陽だまりの暖かさも、段々と当たり前の様に感じるようになってきた今日この頃。日も長くなり、帰り時、ふと立ち止まり、赤々とした夕日に見とれる人もいるのではないだろうか。今年も春が訪れ、そしてそれは桜の季節の到来を意味する。
日本人が愛して止まない「桜」
麗らかな外に飛び出して花見をする人もいれば、多忙のあまり今年もニュース映像で画面一杯に咲き乱れる桜を肴に一杯、とする人もいるであろう。
そんな人間のご事情には我関せず。今年も桜は今までがそうであったように、一斉に咲き乱れ、そして暫くすると、ひらりひらりと儚げに散っていく。今回はそんな我々日本人が愛して止まない「桜」についてお話ししたいと思う。
「無常」の一つの象徴でもある「桜」
「桜の下にて春死なん その如月の望月の頃」とは鎌倉時代の僧侶「西行」が詠んだ詩である。桜に心奪われ、散りゆく我が身の儚さを表しており、これは仏教でいう「無常」を詠んでいる。無常とは「この世に存在する全ての万物は移り変わっていく」という仏教的世界観を表す言葉である。桜は一斉に咲き誇り、そして短い一生を終えると、儚く散っていく。我々日本人は、咲いては散り、また次の春には咲くという生命の移り変わりを、即ち「無常」を桜の花に重ねているのである。我々日本人が古から桜を愛してきたのは、そんな仏教由来の「無常」を知らず知らずの内に見出していたからかもしれない。
「死者が埋められた桜は、成長が早く、鮮やかに咲く」
当コラムでも度々取り上げられる「樹木葬」。その樹木葬の一種として「桜葬」という葬儀形態があるのをご存知だろうか。

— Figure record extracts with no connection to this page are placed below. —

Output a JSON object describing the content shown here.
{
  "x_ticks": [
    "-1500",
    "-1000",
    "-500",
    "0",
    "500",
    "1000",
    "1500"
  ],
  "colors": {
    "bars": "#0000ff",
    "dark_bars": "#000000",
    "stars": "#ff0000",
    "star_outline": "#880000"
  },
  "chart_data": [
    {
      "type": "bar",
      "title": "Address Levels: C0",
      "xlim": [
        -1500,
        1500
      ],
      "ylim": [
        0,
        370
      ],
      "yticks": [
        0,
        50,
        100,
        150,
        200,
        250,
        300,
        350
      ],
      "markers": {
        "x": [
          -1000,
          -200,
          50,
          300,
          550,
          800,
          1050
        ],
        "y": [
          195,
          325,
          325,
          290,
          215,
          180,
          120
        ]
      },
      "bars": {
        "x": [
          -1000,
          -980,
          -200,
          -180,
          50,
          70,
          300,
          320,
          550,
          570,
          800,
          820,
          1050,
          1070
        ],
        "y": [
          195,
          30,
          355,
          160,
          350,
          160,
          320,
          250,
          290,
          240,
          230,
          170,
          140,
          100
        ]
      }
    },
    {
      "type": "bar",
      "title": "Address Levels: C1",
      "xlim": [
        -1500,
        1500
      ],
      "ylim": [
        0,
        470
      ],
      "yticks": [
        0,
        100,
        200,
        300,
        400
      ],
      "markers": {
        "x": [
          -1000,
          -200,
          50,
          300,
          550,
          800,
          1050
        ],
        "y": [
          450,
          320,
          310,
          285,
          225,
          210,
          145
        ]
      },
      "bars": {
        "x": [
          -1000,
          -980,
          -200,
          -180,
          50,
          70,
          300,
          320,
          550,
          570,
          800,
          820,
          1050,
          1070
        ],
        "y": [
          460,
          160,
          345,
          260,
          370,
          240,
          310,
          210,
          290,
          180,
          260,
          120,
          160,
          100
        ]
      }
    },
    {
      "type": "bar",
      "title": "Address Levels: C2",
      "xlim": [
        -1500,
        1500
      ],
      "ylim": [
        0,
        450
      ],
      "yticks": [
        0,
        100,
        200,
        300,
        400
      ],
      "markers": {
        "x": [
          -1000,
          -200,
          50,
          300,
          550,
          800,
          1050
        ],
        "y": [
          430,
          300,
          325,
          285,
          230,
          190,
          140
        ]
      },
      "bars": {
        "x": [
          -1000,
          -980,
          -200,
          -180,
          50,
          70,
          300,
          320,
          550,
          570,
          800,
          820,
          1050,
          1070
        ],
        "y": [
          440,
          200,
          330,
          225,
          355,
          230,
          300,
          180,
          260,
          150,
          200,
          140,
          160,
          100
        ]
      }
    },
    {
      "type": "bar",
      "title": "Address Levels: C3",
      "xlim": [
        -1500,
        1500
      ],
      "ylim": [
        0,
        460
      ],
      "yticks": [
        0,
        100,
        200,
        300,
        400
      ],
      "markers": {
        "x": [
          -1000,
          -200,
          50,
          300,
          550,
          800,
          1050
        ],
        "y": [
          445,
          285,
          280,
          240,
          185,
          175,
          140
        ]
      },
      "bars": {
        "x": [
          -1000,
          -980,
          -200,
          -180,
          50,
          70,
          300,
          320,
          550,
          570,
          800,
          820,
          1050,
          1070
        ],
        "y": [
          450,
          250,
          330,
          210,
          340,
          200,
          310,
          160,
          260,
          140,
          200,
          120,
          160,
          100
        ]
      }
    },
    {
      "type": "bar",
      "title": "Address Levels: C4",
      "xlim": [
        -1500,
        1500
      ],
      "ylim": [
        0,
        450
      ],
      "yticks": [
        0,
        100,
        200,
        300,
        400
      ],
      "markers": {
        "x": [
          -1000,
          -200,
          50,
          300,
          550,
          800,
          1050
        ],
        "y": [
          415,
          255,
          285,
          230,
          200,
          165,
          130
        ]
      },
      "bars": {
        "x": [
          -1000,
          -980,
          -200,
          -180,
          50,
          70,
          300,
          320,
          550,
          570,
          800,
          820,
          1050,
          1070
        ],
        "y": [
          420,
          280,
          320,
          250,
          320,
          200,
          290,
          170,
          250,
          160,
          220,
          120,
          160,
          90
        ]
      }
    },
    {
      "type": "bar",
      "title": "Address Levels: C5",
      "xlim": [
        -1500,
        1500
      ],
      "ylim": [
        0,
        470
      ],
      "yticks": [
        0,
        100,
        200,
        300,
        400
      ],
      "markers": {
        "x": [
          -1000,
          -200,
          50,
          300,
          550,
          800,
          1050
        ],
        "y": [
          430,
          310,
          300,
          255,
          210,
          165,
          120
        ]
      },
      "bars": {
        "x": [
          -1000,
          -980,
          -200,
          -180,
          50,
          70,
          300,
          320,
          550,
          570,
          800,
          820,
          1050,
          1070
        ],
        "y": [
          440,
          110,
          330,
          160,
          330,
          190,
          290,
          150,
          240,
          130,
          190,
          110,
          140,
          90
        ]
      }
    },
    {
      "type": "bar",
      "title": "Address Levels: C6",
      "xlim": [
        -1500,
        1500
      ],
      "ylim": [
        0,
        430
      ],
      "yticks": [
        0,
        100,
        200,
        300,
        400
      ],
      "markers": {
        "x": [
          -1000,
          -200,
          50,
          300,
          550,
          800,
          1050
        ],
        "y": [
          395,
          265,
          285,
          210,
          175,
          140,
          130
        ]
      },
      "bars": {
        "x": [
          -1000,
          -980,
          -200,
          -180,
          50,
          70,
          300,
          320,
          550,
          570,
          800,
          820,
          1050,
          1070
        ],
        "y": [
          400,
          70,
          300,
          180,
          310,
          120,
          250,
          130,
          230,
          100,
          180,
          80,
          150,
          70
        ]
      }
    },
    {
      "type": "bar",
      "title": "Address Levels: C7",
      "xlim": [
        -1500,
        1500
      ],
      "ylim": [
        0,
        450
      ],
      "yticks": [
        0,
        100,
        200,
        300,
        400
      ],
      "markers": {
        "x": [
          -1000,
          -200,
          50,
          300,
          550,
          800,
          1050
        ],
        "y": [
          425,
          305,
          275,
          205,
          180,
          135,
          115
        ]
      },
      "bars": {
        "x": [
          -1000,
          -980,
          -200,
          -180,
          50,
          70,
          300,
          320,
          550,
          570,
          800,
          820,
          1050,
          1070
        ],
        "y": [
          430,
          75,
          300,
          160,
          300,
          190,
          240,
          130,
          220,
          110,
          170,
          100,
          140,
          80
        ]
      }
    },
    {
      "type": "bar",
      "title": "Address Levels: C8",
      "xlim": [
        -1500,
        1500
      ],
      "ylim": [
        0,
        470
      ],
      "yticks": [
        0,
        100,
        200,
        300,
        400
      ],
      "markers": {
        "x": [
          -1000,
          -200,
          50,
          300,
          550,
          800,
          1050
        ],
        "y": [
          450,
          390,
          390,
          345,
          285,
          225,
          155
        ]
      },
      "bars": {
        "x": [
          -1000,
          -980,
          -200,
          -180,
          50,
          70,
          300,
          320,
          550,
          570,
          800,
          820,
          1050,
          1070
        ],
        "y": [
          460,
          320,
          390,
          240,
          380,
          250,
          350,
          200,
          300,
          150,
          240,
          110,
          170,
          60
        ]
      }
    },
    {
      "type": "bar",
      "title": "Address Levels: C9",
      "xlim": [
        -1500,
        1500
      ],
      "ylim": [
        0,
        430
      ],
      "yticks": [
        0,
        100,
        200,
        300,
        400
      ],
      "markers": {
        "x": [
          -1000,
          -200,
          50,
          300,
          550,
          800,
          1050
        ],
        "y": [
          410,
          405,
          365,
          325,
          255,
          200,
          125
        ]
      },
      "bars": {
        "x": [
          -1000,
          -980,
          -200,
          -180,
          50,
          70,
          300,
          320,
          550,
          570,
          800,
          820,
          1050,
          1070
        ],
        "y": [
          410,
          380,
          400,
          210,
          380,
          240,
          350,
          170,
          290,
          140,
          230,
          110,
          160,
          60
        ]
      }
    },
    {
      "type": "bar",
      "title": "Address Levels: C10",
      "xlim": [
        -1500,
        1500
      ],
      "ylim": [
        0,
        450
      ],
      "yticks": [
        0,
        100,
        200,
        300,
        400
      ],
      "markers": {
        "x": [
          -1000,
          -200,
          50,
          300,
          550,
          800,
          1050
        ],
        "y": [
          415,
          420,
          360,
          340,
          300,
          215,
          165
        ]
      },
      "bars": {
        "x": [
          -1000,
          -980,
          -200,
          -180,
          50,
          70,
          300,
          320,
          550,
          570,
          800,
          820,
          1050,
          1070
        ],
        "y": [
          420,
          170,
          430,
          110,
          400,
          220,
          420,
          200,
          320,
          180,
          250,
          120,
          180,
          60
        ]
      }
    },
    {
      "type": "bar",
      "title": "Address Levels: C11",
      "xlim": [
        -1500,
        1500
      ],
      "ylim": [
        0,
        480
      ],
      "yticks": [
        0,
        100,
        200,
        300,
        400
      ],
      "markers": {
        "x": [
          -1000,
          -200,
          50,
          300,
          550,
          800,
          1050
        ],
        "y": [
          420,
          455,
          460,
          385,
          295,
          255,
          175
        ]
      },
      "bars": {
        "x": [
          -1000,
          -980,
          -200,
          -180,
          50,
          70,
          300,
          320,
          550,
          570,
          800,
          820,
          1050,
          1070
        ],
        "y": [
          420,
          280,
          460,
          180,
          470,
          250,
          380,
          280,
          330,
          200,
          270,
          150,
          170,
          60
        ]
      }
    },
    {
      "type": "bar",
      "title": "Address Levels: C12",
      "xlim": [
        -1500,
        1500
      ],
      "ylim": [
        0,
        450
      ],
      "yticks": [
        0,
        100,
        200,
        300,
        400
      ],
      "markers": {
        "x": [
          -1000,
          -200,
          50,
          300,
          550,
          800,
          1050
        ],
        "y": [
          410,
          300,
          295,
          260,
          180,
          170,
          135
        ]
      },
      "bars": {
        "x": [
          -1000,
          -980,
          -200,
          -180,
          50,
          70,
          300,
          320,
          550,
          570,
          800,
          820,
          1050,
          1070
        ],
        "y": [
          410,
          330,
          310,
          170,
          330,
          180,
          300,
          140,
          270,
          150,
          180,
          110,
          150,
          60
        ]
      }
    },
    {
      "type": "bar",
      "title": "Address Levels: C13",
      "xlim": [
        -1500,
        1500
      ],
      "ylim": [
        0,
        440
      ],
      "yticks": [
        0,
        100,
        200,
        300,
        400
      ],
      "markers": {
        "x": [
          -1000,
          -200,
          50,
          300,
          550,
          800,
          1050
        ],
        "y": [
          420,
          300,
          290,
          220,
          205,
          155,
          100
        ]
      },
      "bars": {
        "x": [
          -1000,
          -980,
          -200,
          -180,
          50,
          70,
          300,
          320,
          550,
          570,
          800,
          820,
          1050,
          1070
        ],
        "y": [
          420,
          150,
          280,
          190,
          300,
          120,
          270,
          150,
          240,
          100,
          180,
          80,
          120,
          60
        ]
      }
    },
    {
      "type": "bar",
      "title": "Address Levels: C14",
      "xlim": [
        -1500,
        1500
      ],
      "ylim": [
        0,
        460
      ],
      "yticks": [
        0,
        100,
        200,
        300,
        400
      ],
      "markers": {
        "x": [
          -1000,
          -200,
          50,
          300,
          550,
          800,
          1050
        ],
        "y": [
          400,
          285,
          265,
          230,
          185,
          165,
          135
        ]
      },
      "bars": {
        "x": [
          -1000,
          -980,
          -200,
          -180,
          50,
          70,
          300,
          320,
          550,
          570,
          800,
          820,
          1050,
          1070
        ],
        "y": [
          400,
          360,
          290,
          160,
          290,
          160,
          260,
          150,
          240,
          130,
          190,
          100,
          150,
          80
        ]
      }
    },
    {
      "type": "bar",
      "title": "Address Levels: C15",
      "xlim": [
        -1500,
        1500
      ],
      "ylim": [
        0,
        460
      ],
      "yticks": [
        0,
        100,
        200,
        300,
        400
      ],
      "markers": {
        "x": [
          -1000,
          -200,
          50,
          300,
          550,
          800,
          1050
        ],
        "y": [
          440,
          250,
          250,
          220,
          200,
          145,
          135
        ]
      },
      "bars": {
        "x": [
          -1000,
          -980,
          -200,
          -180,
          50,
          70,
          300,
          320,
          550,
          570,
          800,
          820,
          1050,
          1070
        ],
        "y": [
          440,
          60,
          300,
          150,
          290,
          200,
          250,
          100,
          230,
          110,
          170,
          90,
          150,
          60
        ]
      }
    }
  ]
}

そもそも樹木葬とは、墓所に墓石を設けずに、土中に遺骨を埋葬し、特定の樹木を墓標とする自然志向型の葬儀形態である。桜葬とは、その墓標となるのが他でもない桜の木である。桜の下に埋まった故人の遺骨はやがて土へと還り、また毎春の花を咲かす。
桜葬に限らず樹木葬には、死して尚、生命に還るという人の願いを体現しているのである。そして、桜にはある逸話がある。それは「死者が埋められた桜は、成長が早く、鮮やかに咲く」というものである。こういった迷信から、桜は死者の魂が宿る神聖な木という側面も持ち合わせるようになったのであろう。桜の花に故人を重ねる、そんな柔らかなお墓参りは何となく、故人のことを近くに感じることができるのではないだろうか。